Generally, an audio signal encoding apparatus compresses an audio signal into a mono or stereo type downmix signal instead of compressing each channels of a multi-channel audio signal. The audio signal encoding apparatus transfers the compressed downmix signal to a decoding apparatus together with a spatial information signal (or, ancillary data signal) or stores the compressed downmix signal and the spatial information signal in a storage medium.
In this case, the spatial information signal, which is extracted in downmixing a multi-channel audio signal, is used in restoring an original multi-channel audio signal from a compressed downmix signal.
The spatial information signal includes a header and spatial information. And, configuration information is included in the header. The header is the information for interpreting the spatial information.
An audio signal decoding apparatus decodes the spatial information using the configuration information included in the header. The configuration information, which is included in the header, is transferred to a decoding apparatus or stored in a storage medium together with the spatial information.
An audio signal encoding apparatus multiplexes an encoded downmix signal and the spatial information signal together into a bitstream form and then transfers the multiplexed signal to a decoding apparatus.
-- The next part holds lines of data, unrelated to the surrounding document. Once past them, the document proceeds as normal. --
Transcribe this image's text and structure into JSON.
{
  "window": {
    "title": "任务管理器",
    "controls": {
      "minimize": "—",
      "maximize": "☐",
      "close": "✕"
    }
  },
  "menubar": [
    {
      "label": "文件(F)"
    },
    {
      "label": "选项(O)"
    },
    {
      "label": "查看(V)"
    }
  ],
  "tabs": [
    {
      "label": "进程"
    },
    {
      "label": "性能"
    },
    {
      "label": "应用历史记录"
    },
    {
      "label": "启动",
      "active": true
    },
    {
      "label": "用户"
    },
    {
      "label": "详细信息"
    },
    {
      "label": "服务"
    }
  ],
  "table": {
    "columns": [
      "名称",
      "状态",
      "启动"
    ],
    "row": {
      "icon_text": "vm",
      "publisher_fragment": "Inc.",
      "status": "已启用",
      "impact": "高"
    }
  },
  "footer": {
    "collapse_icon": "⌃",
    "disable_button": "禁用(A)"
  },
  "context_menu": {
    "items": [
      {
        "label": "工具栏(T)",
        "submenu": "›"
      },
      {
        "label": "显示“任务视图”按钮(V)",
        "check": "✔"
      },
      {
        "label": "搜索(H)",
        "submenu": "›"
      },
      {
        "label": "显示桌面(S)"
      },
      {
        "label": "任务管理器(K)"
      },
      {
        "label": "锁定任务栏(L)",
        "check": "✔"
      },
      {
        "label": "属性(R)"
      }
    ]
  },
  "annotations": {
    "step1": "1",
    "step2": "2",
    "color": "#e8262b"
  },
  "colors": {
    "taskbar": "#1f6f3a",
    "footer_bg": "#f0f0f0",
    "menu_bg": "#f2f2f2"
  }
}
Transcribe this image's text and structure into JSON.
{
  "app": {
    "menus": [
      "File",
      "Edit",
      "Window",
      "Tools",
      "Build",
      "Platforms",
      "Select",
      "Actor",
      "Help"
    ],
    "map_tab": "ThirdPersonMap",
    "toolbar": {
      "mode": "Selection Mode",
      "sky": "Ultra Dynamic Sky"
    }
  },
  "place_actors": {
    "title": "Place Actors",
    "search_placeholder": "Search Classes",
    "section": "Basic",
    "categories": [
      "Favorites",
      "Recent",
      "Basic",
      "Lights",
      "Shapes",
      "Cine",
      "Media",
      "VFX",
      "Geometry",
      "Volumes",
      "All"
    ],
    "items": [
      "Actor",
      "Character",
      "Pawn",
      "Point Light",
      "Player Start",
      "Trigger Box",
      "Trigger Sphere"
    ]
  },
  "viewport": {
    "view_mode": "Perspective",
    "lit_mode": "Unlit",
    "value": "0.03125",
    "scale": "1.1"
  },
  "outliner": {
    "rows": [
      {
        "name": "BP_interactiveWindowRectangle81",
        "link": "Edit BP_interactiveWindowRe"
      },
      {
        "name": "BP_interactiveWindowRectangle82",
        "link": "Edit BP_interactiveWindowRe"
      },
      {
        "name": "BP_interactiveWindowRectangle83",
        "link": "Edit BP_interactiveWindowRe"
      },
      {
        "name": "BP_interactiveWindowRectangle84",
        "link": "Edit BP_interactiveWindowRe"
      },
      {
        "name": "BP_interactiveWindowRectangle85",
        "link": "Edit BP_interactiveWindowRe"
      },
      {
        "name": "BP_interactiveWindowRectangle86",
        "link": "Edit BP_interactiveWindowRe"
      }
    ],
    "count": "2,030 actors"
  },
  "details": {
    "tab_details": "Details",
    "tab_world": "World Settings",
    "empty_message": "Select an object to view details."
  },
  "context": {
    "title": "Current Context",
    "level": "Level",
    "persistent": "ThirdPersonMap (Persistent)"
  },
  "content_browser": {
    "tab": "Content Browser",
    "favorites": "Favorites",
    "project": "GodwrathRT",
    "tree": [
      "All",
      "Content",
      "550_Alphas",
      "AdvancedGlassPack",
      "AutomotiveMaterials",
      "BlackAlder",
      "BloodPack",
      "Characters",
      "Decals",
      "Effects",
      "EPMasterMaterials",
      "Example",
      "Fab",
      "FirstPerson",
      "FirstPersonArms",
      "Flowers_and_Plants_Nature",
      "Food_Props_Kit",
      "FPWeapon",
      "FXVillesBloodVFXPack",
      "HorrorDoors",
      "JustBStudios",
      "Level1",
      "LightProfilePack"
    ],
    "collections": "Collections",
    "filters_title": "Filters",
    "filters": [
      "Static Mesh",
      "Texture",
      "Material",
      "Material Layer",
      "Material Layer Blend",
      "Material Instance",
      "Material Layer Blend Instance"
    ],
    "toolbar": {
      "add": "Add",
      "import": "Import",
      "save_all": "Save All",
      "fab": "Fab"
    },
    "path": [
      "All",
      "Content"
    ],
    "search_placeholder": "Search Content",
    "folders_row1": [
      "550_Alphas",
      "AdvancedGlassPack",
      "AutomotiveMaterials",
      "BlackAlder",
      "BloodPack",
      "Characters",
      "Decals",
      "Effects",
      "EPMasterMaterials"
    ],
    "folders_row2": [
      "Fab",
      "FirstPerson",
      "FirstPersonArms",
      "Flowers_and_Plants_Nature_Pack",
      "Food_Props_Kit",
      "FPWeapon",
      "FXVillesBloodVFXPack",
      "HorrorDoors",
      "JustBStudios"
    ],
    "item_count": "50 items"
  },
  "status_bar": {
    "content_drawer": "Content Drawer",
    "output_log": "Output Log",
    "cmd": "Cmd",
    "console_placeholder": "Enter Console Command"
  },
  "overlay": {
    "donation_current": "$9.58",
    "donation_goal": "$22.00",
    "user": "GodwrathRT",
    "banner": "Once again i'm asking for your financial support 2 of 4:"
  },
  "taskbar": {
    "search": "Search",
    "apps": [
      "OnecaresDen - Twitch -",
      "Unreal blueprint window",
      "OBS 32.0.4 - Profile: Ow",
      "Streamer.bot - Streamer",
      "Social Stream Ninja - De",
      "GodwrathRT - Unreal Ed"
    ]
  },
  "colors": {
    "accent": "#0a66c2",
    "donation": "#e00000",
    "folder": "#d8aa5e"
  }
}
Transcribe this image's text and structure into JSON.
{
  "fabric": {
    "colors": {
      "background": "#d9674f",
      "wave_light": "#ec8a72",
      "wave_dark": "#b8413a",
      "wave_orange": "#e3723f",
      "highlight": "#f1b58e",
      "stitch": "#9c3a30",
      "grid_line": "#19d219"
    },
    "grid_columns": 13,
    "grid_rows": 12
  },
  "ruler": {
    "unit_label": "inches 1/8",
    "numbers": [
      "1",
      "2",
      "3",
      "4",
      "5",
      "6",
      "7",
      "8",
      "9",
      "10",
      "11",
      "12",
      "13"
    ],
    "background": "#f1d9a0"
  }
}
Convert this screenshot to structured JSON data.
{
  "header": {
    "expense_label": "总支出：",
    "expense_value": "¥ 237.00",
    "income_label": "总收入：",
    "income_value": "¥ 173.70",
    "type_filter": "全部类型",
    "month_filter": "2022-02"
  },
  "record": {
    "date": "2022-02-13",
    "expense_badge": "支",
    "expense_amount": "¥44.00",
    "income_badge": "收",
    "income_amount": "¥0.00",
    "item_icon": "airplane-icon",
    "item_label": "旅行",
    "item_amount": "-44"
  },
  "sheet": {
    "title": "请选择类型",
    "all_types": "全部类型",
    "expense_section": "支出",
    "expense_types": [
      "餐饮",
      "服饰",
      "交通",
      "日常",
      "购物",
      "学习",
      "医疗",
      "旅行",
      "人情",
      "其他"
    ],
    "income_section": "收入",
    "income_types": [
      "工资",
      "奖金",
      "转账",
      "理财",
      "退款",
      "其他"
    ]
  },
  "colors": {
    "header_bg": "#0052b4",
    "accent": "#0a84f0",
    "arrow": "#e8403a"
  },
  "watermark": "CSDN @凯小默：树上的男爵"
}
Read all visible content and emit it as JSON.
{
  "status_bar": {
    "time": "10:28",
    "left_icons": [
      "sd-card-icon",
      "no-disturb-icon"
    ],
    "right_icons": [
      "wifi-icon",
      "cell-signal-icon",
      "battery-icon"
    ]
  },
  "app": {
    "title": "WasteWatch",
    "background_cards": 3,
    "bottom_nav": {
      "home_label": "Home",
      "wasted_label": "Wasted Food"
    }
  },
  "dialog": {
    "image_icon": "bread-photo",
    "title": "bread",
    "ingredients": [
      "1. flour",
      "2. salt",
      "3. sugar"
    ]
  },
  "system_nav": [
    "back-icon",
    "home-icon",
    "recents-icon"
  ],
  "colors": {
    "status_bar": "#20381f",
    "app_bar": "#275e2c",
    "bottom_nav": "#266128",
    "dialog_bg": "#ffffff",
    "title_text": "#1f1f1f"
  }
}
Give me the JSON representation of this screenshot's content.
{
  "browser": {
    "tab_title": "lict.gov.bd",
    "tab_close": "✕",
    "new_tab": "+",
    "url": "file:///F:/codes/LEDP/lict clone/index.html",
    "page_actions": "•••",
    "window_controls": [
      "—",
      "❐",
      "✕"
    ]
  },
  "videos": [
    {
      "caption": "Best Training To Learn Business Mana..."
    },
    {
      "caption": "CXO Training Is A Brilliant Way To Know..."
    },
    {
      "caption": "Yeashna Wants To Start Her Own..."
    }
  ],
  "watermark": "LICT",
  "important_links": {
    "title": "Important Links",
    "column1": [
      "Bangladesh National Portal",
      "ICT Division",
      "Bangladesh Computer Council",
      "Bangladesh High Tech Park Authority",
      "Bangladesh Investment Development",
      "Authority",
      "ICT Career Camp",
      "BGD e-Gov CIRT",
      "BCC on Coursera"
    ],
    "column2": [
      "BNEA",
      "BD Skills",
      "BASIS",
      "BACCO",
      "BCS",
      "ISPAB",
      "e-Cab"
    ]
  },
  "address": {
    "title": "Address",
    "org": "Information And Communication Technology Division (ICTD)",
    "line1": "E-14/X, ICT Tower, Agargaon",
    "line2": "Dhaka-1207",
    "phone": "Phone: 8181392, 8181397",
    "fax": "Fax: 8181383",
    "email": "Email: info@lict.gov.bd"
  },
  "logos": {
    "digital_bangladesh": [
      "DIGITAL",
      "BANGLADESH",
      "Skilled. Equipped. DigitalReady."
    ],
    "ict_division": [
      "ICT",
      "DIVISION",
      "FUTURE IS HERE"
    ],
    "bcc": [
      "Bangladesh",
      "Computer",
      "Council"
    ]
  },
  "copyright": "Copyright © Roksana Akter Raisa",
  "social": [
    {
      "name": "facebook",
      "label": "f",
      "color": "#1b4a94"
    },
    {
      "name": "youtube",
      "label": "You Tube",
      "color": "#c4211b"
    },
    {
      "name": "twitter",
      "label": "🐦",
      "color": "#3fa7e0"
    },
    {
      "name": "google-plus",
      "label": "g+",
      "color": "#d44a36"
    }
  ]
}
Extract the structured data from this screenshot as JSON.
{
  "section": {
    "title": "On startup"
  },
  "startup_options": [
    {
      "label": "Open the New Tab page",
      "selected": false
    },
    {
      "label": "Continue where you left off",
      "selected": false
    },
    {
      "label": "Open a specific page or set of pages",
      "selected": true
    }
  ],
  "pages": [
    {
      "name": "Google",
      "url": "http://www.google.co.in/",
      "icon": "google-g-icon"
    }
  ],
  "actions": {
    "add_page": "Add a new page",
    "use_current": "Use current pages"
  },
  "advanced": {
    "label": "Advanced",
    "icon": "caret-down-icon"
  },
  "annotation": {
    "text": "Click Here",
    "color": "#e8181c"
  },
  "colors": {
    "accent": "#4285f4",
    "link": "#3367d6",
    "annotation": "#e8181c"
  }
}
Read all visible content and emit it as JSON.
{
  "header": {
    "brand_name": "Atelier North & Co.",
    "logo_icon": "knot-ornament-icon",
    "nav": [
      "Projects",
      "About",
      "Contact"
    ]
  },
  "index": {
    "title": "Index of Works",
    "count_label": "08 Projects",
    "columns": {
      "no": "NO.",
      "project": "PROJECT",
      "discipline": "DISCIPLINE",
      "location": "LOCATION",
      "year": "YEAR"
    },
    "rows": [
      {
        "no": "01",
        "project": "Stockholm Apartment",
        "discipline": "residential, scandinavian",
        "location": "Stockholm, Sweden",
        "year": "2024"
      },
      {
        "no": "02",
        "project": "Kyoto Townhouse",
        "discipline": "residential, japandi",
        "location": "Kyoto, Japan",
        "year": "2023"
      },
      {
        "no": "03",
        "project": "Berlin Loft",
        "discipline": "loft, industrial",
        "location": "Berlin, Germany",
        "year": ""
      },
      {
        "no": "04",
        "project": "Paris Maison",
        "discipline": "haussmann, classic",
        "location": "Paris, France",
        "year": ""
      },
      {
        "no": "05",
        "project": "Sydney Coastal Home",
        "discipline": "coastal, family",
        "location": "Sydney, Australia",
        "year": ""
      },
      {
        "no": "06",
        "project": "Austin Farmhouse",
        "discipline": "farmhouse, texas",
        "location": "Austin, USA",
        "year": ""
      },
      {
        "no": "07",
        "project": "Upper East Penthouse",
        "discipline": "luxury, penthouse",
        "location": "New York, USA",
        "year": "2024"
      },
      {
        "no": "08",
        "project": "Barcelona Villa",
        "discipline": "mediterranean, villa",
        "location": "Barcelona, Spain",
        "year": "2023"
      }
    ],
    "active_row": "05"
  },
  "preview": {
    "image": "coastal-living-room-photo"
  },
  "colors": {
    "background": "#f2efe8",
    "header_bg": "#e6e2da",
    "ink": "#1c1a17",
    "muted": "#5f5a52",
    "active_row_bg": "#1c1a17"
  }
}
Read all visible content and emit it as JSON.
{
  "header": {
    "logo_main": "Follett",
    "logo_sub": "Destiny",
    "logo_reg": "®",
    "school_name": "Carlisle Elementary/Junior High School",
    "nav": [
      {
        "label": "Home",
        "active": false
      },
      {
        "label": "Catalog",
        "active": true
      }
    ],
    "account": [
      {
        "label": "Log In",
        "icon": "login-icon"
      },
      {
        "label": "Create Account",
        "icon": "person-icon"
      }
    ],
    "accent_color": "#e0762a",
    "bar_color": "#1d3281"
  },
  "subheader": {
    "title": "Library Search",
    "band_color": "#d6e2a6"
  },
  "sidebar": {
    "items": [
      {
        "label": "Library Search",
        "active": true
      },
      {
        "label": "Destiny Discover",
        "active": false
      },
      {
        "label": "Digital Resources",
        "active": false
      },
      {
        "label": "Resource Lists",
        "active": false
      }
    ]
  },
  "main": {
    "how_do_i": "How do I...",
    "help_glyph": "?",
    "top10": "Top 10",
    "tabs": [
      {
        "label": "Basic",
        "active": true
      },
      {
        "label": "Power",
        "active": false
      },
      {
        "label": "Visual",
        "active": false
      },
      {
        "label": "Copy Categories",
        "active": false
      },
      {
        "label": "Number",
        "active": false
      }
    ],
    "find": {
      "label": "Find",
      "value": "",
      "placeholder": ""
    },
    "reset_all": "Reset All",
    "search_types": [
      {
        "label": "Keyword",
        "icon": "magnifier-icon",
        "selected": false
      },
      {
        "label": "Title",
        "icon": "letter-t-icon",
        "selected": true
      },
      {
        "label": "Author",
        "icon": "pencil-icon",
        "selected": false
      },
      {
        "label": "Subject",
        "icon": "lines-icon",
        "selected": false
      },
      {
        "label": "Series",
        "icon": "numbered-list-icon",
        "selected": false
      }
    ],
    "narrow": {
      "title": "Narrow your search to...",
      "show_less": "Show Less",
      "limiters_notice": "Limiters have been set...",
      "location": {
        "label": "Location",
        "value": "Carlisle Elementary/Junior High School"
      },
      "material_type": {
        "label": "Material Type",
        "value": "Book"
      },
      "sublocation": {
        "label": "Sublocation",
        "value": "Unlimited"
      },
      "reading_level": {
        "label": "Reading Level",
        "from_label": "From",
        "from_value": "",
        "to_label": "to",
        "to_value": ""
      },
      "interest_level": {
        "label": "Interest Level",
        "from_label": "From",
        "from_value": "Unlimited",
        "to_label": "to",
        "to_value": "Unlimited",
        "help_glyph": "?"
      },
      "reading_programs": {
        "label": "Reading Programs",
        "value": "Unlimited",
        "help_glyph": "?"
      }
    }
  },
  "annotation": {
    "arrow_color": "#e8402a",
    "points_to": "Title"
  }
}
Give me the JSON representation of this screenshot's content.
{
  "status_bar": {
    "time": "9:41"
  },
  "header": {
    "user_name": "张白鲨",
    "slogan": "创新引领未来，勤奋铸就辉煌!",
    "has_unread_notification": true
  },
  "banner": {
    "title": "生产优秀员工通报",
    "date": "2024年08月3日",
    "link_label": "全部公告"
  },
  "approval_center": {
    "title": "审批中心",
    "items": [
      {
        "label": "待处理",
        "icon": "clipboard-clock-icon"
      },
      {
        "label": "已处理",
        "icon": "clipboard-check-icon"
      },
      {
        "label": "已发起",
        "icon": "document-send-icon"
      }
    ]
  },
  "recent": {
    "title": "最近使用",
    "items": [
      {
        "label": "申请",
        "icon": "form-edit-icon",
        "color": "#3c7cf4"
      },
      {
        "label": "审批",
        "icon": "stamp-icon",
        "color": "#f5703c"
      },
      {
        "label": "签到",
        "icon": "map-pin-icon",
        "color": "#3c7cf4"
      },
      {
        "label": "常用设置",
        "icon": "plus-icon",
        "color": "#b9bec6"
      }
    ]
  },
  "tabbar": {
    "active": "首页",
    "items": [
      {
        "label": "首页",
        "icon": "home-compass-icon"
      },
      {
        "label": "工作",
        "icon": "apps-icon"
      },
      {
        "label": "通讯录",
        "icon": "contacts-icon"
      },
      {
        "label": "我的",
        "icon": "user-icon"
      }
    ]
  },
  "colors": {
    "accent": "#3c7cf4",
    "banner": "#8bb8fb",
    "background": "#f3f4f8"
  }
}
Since configuration information is invariable in general, a header including configuration information is inserted in a bitstream once. Since configuration information is transmitted with being initially inserted in an audio signal once, an audio signal decoding apparatus has a problem in decoding spatial information due to non-existence of configuration information in case of reproducing the audio signal from a random timing point. Namely, since an audio signal is reproduced from a specific timing point requested by a user instead of being reproduced from an initial part in case of a broadcast, VOD (video on demand) or the like, it is unable to use configuration information transferred by being included in an audio signal. So, it may be unable to decode spatial information.